I spent most of the time this week studying (again) the theory behind the librsb
library and finding the right place where to start my job.
Recursive Sparse Blocks
Recursive Sparse Blocks, RSB for short, is an hybrid matrix storage format which uses three different data structures at three different levels to store a sparse matrix:

at the root level, submatrices/blocks are sorted using the Z Morton sorting. The Z Morton sorting is a bidimensional sorting that follows the path of a Morton curve, a spacefilling curve like the Hilbert’s spiral but with the shape of a Z. This feature is used to ensure spatial locality of data in the matrix: each nonzero block is stored in memory really close to its neighbors which it needs to know in order to perform a multiplication.

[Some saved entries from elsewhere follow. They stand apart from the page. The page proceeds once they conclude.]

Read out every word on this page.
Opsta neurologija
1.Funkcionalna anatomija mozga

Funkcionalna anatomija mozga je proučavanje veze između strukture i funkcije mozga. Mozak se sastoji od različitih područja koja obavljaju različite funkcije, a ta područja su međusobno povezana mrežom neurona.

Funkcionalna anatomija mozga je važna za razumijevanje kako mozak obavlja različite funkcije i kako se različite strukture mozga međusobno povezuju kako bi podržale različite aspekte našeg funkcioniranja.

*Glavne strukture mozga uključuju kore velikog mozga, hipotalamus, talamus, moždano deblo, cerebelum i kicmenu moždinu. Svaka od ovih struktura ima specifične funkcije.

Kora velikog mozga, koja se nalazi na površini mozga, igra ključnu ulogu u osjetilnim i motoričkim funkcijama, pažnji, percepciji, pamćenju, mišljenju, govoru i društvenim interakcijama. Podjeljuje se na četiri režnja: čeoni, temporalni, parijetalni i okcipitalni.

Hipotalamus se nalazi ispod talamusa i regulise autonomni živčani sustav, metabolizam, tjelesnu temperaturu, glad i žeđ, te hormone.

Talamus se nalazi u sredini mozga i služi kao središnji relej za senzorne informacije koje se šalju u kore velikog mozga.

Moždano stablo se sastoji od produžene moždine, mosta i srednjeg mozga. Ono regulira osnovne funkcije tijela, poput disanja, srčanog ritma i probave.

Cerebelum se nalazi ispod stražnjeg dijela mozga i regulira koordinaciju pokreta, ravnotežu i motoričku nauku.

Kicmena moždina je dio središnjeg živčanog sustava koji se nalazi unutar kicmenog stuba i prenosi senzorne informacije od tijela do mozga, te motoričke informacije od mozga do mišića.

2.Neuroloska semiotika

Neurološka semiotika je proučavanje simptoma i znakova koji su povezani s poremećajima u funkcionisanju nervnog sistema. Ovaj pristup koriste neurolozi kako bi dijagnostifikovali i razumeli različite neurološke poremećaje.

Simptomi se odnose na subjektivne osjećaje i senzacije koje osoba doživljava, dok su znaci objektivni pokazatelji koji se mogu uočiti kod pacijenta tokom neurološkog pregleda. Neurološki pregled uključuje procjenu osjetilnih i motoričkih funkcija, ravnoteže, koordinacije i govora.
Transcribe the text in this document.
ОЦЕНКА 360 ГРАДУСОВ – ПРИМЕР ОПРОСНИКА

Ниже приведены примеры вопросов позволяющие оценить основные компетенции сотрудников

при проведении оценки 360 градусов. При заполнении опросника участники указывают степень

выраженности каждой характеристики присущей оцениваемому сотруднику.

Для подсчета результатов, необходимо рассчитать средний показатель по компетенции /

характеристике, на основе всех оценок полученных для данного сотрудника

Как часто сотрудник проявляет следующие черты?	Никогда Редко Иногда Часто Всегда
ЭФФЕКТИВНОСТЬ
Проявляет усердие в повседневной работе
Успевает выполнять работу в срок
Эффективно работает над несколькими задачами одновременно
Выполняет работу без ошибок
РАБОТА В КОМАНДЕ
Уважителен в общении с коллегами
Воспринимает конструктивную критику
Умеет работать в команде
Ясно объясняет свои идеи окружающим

at the intermediate level, submatrices/blocks are recursively subdivided into a Quadtree structure. A Quadtree is a really nice data structure that is a specific quaternary tree in which each node represents a portion of a bidimensional space, usually continuous but in our case the matrix coordinate space is discrete. This data structure is optimized for “bidimensional range queries” (the ones like “who are all the points at most far N from me?”) which run in \(O(log n)\) but LibRSB uses it just for better parallelization. Furthermore, the heuristic used to decide whether or not to split a given block involves the size of the largest cache level, so that each block can fit entirely in the cache when processed.

at the leaf level, each submatrix/block is stored using the standard COO/CSR/CSC formats. Which one of this formats to use is decided at allocation time so, yes, a matrix can have multiple blocks stored in a certain format while others, maybe neighbors, are stored in another format.
The operations
 SpVV: multiplication between a sparse vector and a dense one
 SpMV: multiplication between a sparse matrix and a dense one
 SpMM: multiplication between a sparse matrix and a dense one or between two sparse matrices
 SpSV: resolution of a linear system in which the equations are expressed as a sparse matrix and the known terms are in the form of a dense vector
 SpSM: resolution of a linear system in which the equations are expressed as a sparse matrix and the known terms are in the form of a dense matrix
My work
I actually started working on the function rsb_cuda_mtx_alloc_from_coo_const
which, as you can maybe tell from the name, allocates a matrix in RSB format reading it from one stored as COO. To simplify my job, I am using only cudaMallocManaged
calls: this way I exploit the CUDA unified memory to write less code.